Table 6 shows the training, validation, and testing accuracies for the three models: FastText, BERT Feature-based, and BERT Fine-tuning of sentiment analysis. It is apparent from this table that, for each of the models, our obtained validation accuracy is very close to the training accuracy and slightly lower which indicates that each of the models has learned the underlying patterns very well from the data without overfitting. Sometimes, solely accuracy is not a good measure for the evaluation of a classification model. For this reason, we have also analyzed other metrics such as precision, recall, and f1-score during the testing phase of the sentiment analysis models that presents in Table 7.

Table 7. Precision, recall, and f1-score of sentiment analysis models.

From both of the Table 6 and Table 7, it can be observed that the BERT Fine-tuning model outperforming the other two by the accuracy and f1-score. Another important finding is that, in the case of sentiment analysis, surprisingly, the FastText is performing better than the BERT Feature-based model.

6.2 News Classification

Similar to sentiment analysis, after the training and validation of our news classification models, we have tested our models with a dataset that contains 668 samples. The training, validation, and testing accuracies for each of the news classification models are presented in Table 8.

Table 8. Accuracy of News Classification models.

From Table 8, it can be observed that the validation accuracy is slightly lower than the training accuracy for each of the model’s output. This lower differences in training and validation accuracies indicate that each of the models has learned the underlying patterns very well from the news data without overfitting. We have obtained a good accuracy for each of the news classification models while BERT Fine-tuning model outperforms the others. Unlike sentiment analysis, BERT Feature-based model also achieved higher training and validation accuracies compared to FastText. The other metrics such as precision, recall, and f1-score have also been analyzed during the testing phase of news classification models are shown in Table 9.

Table 9. Precision, recall, and f1-score of News Classification models.

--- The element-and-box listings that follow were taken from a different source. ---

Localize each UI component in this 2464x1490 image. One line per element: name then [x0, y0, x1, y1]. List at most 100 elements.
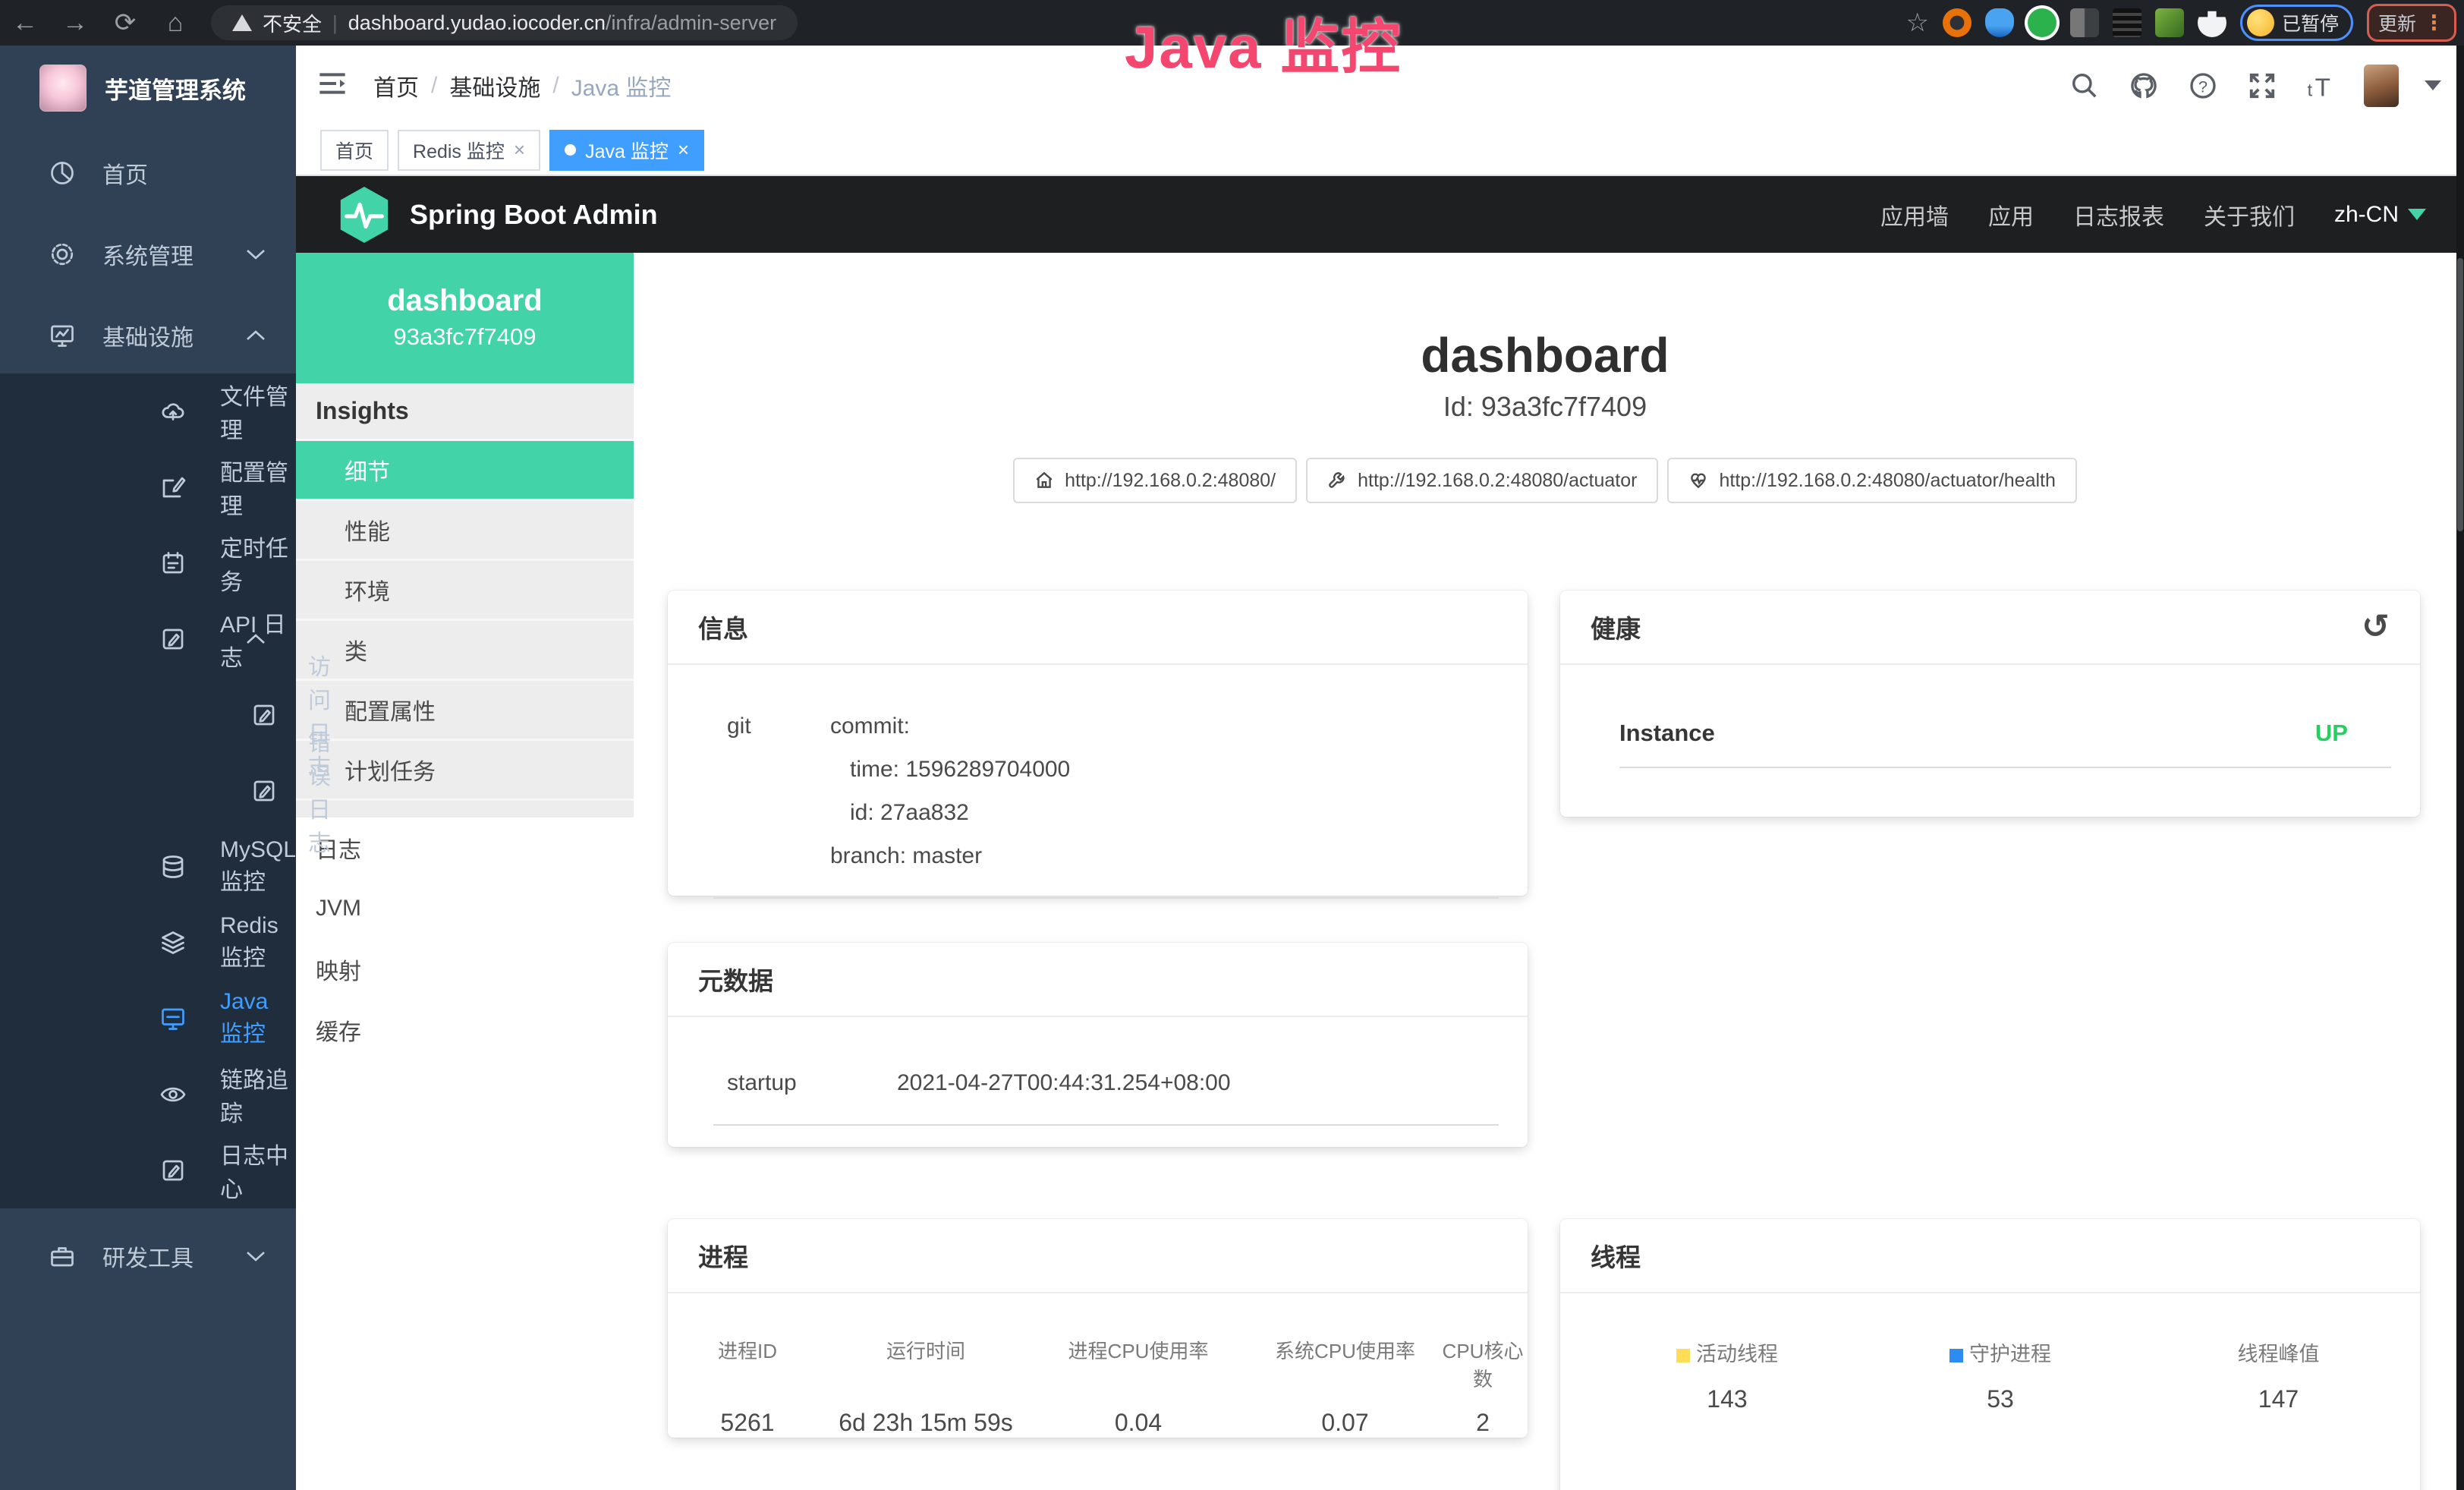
sba-item-scheduled-tasks[interactable]: 计划任务: [296, 741, 634, 801]
sidebar-item-file-management[interactable]: 文件管理: [0, 373, 296, 449]
home-icon[interactable]: ⌂: [150, 8, 200, 38]
puzzle-extensions-icon[interactable]: [2198, 8, 2226, 37]
user-avatar[interactable]: [2364, 65, 2399, 107]
row-divider: [1619, 767, 2391, 768]
sidebar-item-label: 系统管理: [102, 238, 194, 271]
service-url-chip[interactable]: http://192.168.0.2:48080/: [1013, 458, 1297, 503]
sba-item-metrics[interactable]: 性能: [296, 501, 634, 561]
tab-label: Redis 监控: [413, 137, 505, 164]
sba-item-mappings[interactable]: 映射: [296, 939, 634, 1000]
sidebar-item-config-management[interactable]: 配置管理: [0, 449, 296, 525]
sba-item-config-props[interactable]: 配置属性: [296, 681, 634, 741]
gear-icon: [49, 241, 76, 268]
sba-nav-wallboard[interactable]: 应用墙: [1880, 198, 1949, 232]
database-icon: [159, 853, 187, 880]
page-title: dashboard: [634, 327, 2456, 383]
instance-name: dashboard: [296, 282, 634, 320]
col-uptime: 运行时间: [827, 1336, 1024, 1392]
sba-nav-applications[interactable]: 应用: [1988, 198, 2034, 232]
sba-nav-about[interactable]: 关于我们: [2204, 198, 2295, 232]
sba-item-jvm[interactable]: JVM: [296, 878, 634, 939]
val-cpu-cores: 2: [1438, 1409, 1528, 1437]
legend-peak: 线程峰值: [2137, 1337, 2420, 1367]
hamburger-icon[interactable]: [317, 71, 348, 100]
sidebar-item-log-center[interactable]: 日志中心: [0, 1132, 296, 1208]
dashboard-icon: [49, 159, 76, 187]
sidebar-item-mysql-monitor[interactable]: MySQL 监控: [0, 829, 296, 905]
tab-label: 首页: [335, 137, 373, 164]
font-size-icon[interactable]: tT: [2305, 69, 2338, 102]
sba-language-select[interactable]: zh-CN: [2334, 202, 2426, 228]
on-extension-icon[interactable]: [2113, 8, 2141, 37]
update-button[interactable]: 更新 ⋮: [2367, 4, 2456, 42]
bookmark-star-icon[interactable]: ☆: [1905, 8, 1928, 38]
sba-brand[interactable]: Spring Boot Admin: [337, 185, 658, 244]
info-value: commit: time: 1596289704000 id: 27aa832 …: [830, 704, 1070, 877]
card-title: 信息: [698, 609, 748, 645]
process-table-header: 进程ID 运行时间 进程CPU使用率 系统CPU使用率 CPU核心数: [668, 1336, 1528, 1392]
sba-item-logs[interactable]: 日志: [296, 817, 634, 878]
col-cpu-cores: CPU核心数: [1438, 1336, 1528, 1392]
sba-item-caches[interactable]: 缓存: [296, 1000, 634, 1060]
sidebar-item-dev-tools[interactable]: 研发工具: [0, 1218, 296, 1294]
reload-icon[interactable]: ⟳: [100, 8, 150, 38]
extension-icon[interactable]: [1943, 8, 1972, 37]
url-path: /infra/admin-server: [606, 11, 776, 34]
github-icon[interactable]: [2127, 69, 2160, 102]
val-uptime: 6d 23h 15m 59s: [827, 1409, 1024, 1437]
address-bar[interactable]: 不安全 | dashboard.yudao.iocoder.cn/infra/a…: [211, 5, 798, 40]
forward-icon[interactable]: →: [50, 8, 100, 38]
home-icon: [1034, 471, 1054, 490]
sidebar-item-tracing[interactable]: 链路追踪: [0, 1057, 296, 1132]
history-icon[interactable]: ↺: [2362, 610, 2390, 644]
tab-redis-monitor[interactable]: Redis 监控 ×: [398, 130, 540, 171]
user-menu-caret-icon[interactable]: [2425, 80, 2441, 90]
card-title: 线程: [1591, 1237, 1641, 1274]
breadcrumb-infra[interactable]: 基础设施: [449, 69, 540, 102]
actuator-url-chip[interactable]: http://192.168.0.2:48080/actuator: [1306, 458, 1658, 503]
sba-item-classes[interactable]: 类: [296, 621, 634, 681]
legend-label: 守护进程: [1969, 1343, 2051, 1366]
tab-home[interactable]: 首页: [320, 130, 389, 171]
tab-close-icon[interactable]: ×: [514, 138, 525, 162]
browser-menu-icon[interactable]: ⋮: [2424, 11, 2445, 35]
breadcrumb-home[interactable]: 首页: [373, 69, 419, 102]
leaf-extension-icon[interactable]: [2155, 8, 2184, 37]
sba-item-details[interactable]: 细节: [296, 441, 634, 501]
timer-icon: [159, 550, 187, 577]
tab-close-icon[interactable]: ×: [678, 138, 689, 162]
sidebar-item-label: 首页: [102, 156, 148, 190]
instance-header: dashboard 93a3fc7f7409: [296, 253, 634, 383]
sidebar-item-label: 错误日志: [308, 724, 331, 858]
sidebar-item-java-monitor[interactable]: Java 监控: [0, 981, 296, 1057]
chevron-up-icon: [246, 329, 266, 342]
sba-nav-journal[interactable]: 日志报表: [2073, 198, 2164, 232]
sidebar-item-infrastructure[interactable]: 基础设施: [0, 298, 296, 373]
health-url-chip[interactable]: http://192.168.0.2:48080/actuator/health: [1667, 458, 2076, 503]
sba-item-environment[interactable]: 环境: [296, 561, 634, 621]
pin-extension-icon[interactable]: [1985, 8, 2014, 37]
scrollbar-thumb[interactable]: [2457, 258, 2463, 531]
url-host: dashboard.yudao.iocoder.cn: [348, 11, 606, 34]
sidebar-item-system[interactable]: 系统管理: [0, 216, 296, 292]
tab-java-monitor[interactable]: Java 监控×: [549, 130, 704, 171]
back-icon[interactable]: ←: [0, 8, 50, 38]
paused-badge[interactable]: 已暂停: [2240, 5, 2353, 41]
grid-extension-icon[interactable]: [2070, 8, 2099, 37]
help-icon[interactable]: ?: [2186, 69, 2220, 102]
fullscreen-icon[interactable]: [2245, 69, 2279, 102]
info-git-row: git commit: time: 1596289704000 id: 27aa…: [668, 665, 1528, 877]
search-icon[interactable]: [2068, 69, 2101, 102]
infrastructure-submenu: 文件管理 配置管理 定时任务 API 日志 访问日志 错误日志: [0, 373, 296, 1208]
sidebar-item-error-logs[interactable]: 错误日志: [0, 753, 296, 829]
app-logo: [39, 65, 87, 112]
sidebar-item-api-logs[interactable]: API 日志: [0, 601, 296, 677]
sidebar-item-home[interactable]: 首页: [0, 135, 296, 211]
log-edit-icon: [250, 777, 278, 805]
sidebar-item-redis-monitor[interactable]: Redis 监控: [0, 905, 296, 981]
sidebar-item-access-logs[interactable]: 访问日志: [0, 677, 296, 753]
y-extension-icon[interactable]: [2028, 8, 2056, 37]
sidebar-item-scheduled-jobs[interactable]: 定时任务: [0, 525, 296, 601]
paused-label: 已暂停: [2282, 9, 2339, 36]
page-scrollbar[interactable]: [2456, 46, 2464, 1490]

From Table 9, it is apparent that, like sentiment analysis, BERT Fine-tuning outperforms the other two models of news classification by precision, recall, and f1-score. Interestingly, for both of the applications, the test scores of the FastText models are slightly higher than the BERT feature-based models.

7 Conclusion

The purpose of this study was to employ the state-of-the-art natural language processing techniques for Khmer language, one of the most low-resourced languages currently available. In this study, we have defined two widely used application scopes such as news category classification and sentiment analysis. Three different type of experiments such as FastText (feature-based), BERT (feature-based), and BERT (fine-tuning-based) have been conducted for both of the aforementioned downstream tasks. The experimental results show that in terms of Sentiment Analysis, BERT fine-tuning based approach outperformed the other approaches with a test accuracy of 81%. Similarly, in terms of News Classification, again BERT fine-tuning based approach stood out as the best performer with a test accuracy of 85%. In future, we would like to investigate other state-of-the-art variants of BERT such as RoBERT, DistilBERT, XLM-RoBERTa and the new giant GPT-3 for Khmer language.